To facilitate asynchronous UIF View Lifecycle processing, as well as a more flexible approach to controlling lifecycle execution for KRAD components, the original algorithms evident in Rice 2.3 ViewHelperServiceImpl have been refactored for Rice 2.4 into discrete processing tasks which operate on lifecycle "elements", an abstract concept encompassing both Component and LayoutManager.
The following class diagram illustrates the target structure for this refactoring effort from a high level:

ViewLifecycle Thread State Control

The new class ViewLifecycle is responsible for managing thread state and providing static access to common processing components while performing the view lifecycle. ViewService and ViewHelperService are no longer responsible for controlling view lifecycle execution.
Throughout the Rice 2.4 KRAD UIF Framework, argument lists have been pruned to remove the "view" and "model" parameters. Not all references have been pruned, but many have; the eventual goal is for all references to transition use the thread state exposed by static methods in ViewLifecycle instead of relying on passing these as arguments:

  • #getActiveLifecycle() returns a handle to the a ViewLifecycle instance managing a lifecycle build process on the current thread.
    • The methods #invokeEventListeners() and #registerLifecycleCompleteListener() facilitate custom lifecycle complete notification, to be invoked when a specific lifecycle phase has been completely processed.
  • #getView() returns the view actively being built by the current lifecycle
  • #getModel() returns the model (typically UifFormBase) associated with the current lifecycle build.
  • #getHelper() returns a ViewHelperService instance suitable for working with the current lifecycle build. This method replaces View#getViewHelperSerivce()
  • #getExpressionEvaluator() returns an expression evaluator suitable for the current lifecycle build.
  • #getPhase() returns the active phase of the current lifecycle build.
  • #getProcessor() returns a handle to the ViewLifecycleProcessor working on the current thread.
  • #getRenderingContext() returns a handle to the FreeMarker environment and related metadata, which can be used for incremental rending.
  • #getRequest() returns the HttpServletRequest actively involved in the current lifecycle build.
  • #getViewPostMetadata() returns all data related to the view retained by the lifecycle between requests, for reference during component refresh builds.
  • #getRefreshComponentPostMetadata() returns data related to the component actively being refreshed, retained from the previous lifecycle build.

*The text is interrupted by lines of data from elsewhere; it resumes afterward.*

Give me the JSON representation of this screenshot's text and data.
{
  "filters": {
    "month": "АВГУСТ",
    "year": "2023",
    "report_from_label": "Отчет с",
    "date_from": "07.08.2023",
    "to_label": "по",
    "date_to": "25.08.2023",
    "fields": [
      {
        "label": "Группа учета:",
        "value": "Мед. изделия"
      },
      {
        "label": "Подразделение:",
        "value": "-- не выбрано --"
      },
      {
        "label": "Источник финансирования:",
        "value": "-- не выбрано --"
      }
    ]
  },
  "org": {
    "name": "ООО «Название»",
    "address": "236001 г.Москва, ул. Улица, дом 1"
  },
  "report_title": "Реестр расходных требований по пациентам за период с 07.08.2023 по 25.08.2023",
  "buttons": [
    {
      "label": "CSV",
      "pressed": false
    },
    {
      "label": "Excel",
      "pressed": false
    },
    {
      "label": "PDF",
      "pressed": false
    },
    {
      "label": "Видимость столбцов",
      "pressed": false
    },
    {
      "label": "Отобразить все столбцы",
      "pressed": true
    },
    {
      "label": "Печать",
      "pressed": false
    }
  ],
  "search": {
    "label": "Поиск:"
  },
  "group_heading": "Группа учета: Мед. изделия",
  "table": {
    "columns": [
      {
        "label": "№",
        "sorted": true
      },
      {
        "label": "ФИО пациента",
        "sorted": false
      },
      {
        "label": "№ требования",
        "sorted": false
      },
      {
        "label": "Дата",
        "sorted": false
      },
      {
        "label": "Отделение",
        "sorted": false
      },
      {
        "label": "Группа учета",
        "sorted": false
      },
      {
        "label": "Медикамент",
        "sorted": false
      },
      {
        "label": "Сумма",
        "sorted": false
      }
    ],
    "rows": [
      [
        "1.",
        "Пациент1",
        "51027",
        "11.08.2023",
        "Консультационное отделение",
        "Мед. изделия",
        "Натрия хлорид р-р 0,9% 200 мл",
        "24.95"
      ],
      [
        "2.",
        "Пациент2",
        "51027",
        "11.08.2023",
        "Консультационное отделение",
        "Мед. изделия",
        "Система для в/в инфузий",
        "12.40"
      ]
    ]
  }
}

These methods will only work within a call to ViewLifecycle#encapsulateLifecycle(). Both forms of this method accept a Runnable argument for passing a custom continuation to handle lifecycle processing logic.
In Rice 2.3, the ViewService#buildView() and ViewHelperService#performComponentLifecycle() and #spawnSubLifecycle() were provided as extension points for customizing lifecycle execution. These methods have been replaced, and the lifecycle is no longer intended to be customized at this level.

  • ViewService#buildView() is now ViewLifecycle#buildView(). The new method is static, no longer part of an extensible interface. The actual lifecycle build is now controlled by ViewLifecycleBuild, a Runnable intended for use with encapsulateLifecycle().
  • ViewHelperServiceImpl#performComponentLifecycle() is now ViewLifecycle#performComponentLifecycle(), and the actual component refresh build is controlled by the ViewLifecycleBuild.
  • ViewHelperServiceImpl#spawnSubLifecycle() has been removed in Rice 2.4. The purpose of this method was to provide a means for components defining child components dynamically during the lifecycle to perform lifecycle processing on those dynamic child components up to the same phase as the parent component. This process is now automatic – a manual mechanism for spawning sub lifecycles is no longer needed.

As an alternative to customizing the lifecycle via interface methods, the lifecycle is controlled by the following three components:

  1. ViewLifecycleProcessor – Manages thread state and queueing for tasks related to lifecycle processing. ViewLifecycleProcessor is not aware of which processing takes place – it's only function is to manage the phase tree and execute each phase in the correct order. The only two intended implementations of this interface are SynchronousViewLifecycleProcessor and AsynchronousViewLifecycleProcessor. No custom overrides of these default behaviors are intended.
  2. ViewLifecyclePhase – Encapsulates a discrete processing phase, or full tree traversal on the view for the purpose of performing a discrete set of tasks on each element.

ViewLifecyclePhase extends Runnable, and utilizes
Five default phases are provided:

    1. PreProcessElementPhase – Invoked from UifDictionaryIndex after acquiring the view from Spring, prior to caching the view. The purpose of this phase is to assign ids and paths for consistent indexed and bean property access to individual child elements based on the view. After this phase completes, viewStatus will be CACHED (X).

NOTE: The preprocess phase is a new concept in Rice 2.4 intended to eliminate duplicate processing of operations for which the same result is expected on each run regardless of form/session data.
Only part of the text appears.